Pakistan-Taliban Peace Deal Shocks and Worries West

Some residents of volatile region see deal as only way to make home safe.

February 17, 2009— -- ISLAMABAD, Pakistan -- A man who once led 1,000 fighters across the border to fight U.S. troops in Afghanistan was welcomed like a hero in Pakistan's Swat valley today, one day after he forged a peace deal between the local chapter of the Taliban and the regional government.

Sufi Muhammad arrived in the regional capital, Mingora, to speak to his radical son-in-law, the leader of the Taliban in Swat, a group that has largely taken over what was once the most developed section of Pakistan's northwest. Muhammad's 300-car motorcade was welcomed by people who lined the streets, yelling "Long live peace! Long live Islam!"

The peace deal has largely shocked and worried Western observers as well as many of Pakistan's intelligentsia, who view it as an abdication of a former tourist site to a group that has cut off soldiers' heads, threatened women who dared shop alone and carried out a sustained assassination campaign against the local government.

But many residents of Swat, who have been suffering under those conditions for more than a year, see the deal as a relief and the best way to make their home safe again.

"I've come home after four months," Amjad Ali, a paramedic, told an ABC News reporter in Mingora today. "I want this deal to last so I never have to leave home and live a refugees' life any more."

The imposition of Islamic, or sharia law, in return for the military taking a defensive posture is seen largely in the West as an acceptance of a Afghanistan-style rule of law that bans female education. But the agreement seems to not include some of the more pernicious forms of sharia the local Taliban has enacted. Many residents of Mingora said they see this as a way to replace corrupt, slow courts with more efficient ones. And girls' schools are expected to be allowed to reopen.

The local government, the Awami National Party, largely saw the agreement as the only way to bring peace to the valley -- and one of the only ways to save what little popularity they currently have.

Deal Critics Say Militants Will Regroup and Plot

"The military operation in Swat was not working out," said Bushra Gohar, a senior vice president in the Awami National Party, which oversees the Northwest Frontier, including Swat. "The force actually exacerbated the operation. This is now bringing people to the table."

Gohar insisted that the ANP was not rewarding the Taliban's behavior, and repeatedly emphasized the need to hold them accountable for what they have done. But critics of the deal say militants won this battle from a position of strength, and predict that they will take this time to regroup and plot.

"They will be bold enough to challenge the writ of the government in the rest of Pakistan," said Zubair Towali, a Swat human rights activist. "It will not stop here."
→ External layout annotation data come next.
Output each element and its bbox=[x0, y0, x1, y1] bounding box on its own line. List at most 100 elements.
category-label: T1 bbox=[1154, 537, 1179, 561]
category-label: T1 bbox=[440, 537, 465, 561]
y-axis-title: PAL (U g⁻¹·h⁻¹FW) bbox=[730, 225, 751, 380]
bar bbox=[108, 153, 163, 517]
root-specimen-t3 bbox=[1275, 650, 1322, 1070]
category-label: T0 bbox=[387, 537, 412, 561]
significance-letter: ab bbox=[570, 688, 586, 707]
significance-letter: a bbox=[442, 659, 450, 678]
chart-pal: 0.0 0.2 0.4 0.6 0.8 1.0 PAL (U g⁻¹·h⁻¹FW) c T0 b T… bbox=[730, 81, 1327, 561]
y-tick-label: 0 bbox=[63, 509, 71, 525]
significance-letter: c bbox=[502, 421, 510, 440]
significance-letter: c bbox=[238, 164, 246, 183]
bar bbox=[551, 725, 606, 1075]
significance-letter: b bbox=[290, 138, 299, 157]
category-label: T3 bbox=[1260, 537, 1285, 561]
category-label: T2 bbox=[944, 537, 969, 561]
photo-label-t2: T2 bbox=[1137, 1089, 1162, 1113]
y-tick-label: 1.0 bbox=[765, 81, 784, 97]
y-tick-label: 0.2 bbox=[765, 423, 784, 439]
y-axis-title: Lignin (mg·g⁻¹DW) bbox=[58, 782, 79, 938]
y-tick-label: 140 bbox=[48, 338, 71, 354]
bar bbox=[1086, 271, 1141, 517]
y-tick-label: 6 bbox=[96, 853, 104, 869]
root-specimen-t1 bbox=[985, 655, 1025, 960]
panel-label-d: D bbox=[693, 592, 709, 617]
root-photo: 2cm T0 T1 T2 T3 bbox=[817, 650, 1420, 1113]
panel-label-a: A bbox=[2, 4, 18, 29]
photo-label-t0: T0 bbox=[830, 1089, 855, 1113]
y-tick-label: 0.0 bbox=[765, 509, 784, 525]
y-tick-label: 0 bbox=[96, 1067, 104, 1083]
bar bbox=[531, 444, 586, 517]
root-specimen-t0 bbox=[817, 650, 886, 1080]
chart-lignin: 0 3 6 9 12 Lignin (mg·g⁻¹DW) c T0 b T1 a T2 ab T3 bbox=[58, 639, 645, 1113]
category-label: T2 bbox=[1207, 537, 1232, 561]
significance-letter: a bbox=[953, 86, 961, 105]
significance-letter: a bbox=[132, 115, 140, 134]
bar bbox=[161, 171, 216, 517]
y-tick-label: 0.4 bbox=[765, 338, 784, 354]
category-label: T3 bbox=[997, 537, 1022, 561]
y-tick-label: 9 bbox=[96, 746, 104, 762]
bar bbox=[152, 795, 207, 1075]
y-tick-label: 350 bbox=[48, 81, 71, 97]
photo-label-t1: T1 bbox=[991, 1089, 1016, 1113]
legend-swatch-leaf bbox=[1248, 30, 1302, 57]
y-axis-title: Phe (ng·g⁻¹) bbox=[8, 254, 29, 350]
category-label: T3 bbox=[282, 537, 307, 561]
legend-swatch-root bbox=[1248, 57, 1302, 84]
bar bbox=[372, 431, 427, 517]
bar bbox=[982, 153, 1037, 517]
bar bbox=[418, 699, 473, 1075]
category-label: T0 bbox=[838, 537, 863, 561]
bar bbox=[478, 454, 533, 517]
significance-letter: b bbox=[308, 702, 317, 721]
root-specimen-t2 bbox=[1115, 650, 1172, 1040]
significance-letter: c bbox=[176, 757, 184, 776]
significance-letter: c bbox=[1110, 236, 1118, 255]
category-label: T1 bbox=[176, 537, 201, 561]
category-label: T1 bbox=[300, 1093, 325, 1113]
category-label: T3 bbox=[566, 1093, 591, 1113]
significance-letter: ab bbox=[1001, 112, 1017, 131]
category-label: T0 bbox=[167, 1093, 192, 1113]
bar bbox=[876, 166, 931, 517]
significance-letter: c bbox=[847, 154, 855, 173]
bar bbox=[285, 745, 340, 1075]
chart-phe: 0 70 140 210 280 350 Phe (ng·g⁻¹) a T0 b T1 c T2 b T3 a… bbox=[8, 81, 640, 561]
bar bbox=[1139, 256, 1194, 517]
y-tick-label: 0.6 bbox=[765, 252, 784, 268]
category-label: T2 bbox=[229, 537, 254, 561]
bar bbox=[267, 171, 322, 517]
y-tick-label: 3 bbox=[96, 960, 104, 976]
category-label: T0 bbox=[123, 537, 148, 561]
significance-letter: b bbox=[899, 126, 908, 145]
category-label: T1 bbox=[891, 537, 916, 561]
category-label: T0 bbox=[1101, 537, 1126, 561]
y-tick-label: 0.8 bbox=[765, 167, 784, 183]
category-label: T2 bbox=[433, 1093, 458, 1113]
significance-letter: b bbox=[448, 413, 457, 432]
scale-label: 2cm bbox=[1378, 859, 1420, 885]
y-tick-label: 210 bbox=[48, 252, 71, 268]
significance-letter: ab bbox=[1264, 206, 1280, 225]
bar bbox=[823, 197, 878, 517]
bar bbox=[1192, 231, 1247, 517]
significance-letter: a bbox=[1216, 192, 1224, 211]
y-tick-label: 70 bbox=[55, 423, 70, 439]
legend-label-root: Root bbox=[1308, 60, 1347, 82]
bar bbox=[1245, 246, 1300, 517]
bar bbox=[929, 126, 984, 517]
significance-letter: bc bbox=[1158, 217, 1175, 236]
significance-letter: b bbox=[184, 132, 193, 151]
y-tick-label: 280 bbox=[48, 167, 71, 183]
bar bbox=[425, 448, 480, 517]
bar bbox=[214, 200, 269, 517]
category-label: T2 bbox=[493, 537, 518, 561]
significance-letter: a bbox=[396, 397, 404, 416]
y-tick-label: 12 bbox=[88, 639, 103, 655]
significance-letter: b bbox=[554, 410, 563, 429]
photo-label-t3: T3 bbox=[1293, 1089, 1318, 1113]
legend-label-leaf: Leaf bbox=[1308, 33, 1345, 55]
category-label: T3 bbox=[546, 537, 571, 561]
Secretary of State Hillary Clinton, speaking to ABC News in Tokyo, largely declined to respond to it. But much of the West has echoed Towali's apprehensions.

"It is certainly reason for concern," NATO spokesman James Appathurai said in Brussels, according to the Associated Press. "We should all be concerned by a situation in which extremists would have a safe haven. Without doubting the good faith of the Pakistani government, it is clear that the region is suffering very badly from extremists and we would not want it to get worse."

The federal government has not yet signed the deal, and on Tuesday morning, perhaps stung by the negative international reaction, government officials emailed reporters talking points describing the deal as conditional. "The proposed technical amendments in the regulation are conditioned on peace and laying down of arms by militants," Farahnaz Ispahani, a presidential spokeswoman, wrote.

Separately, a Pakistani official pointed out the deal has technically been in place since the late 1990s, and that this is simply an update to previous laws that were tweaked in part to appease Muhammad.

Today in Mingora, Muhammad said he was hopeful that talking to the group led by his son-in-law would bring peace.

"We will soon open dialogue with the Taliban. We will ask them to lay down their weapons. We are hopeful that they will not let us down," Muhammad said. "We will stay here in the valley until peace is restored."

But these agreements have been made before, and they have all dissolved into violence.

"The governments have gone through such agreements before," Towali said. "And those didn't work. It just gives the militants a chance to regroup and regain power."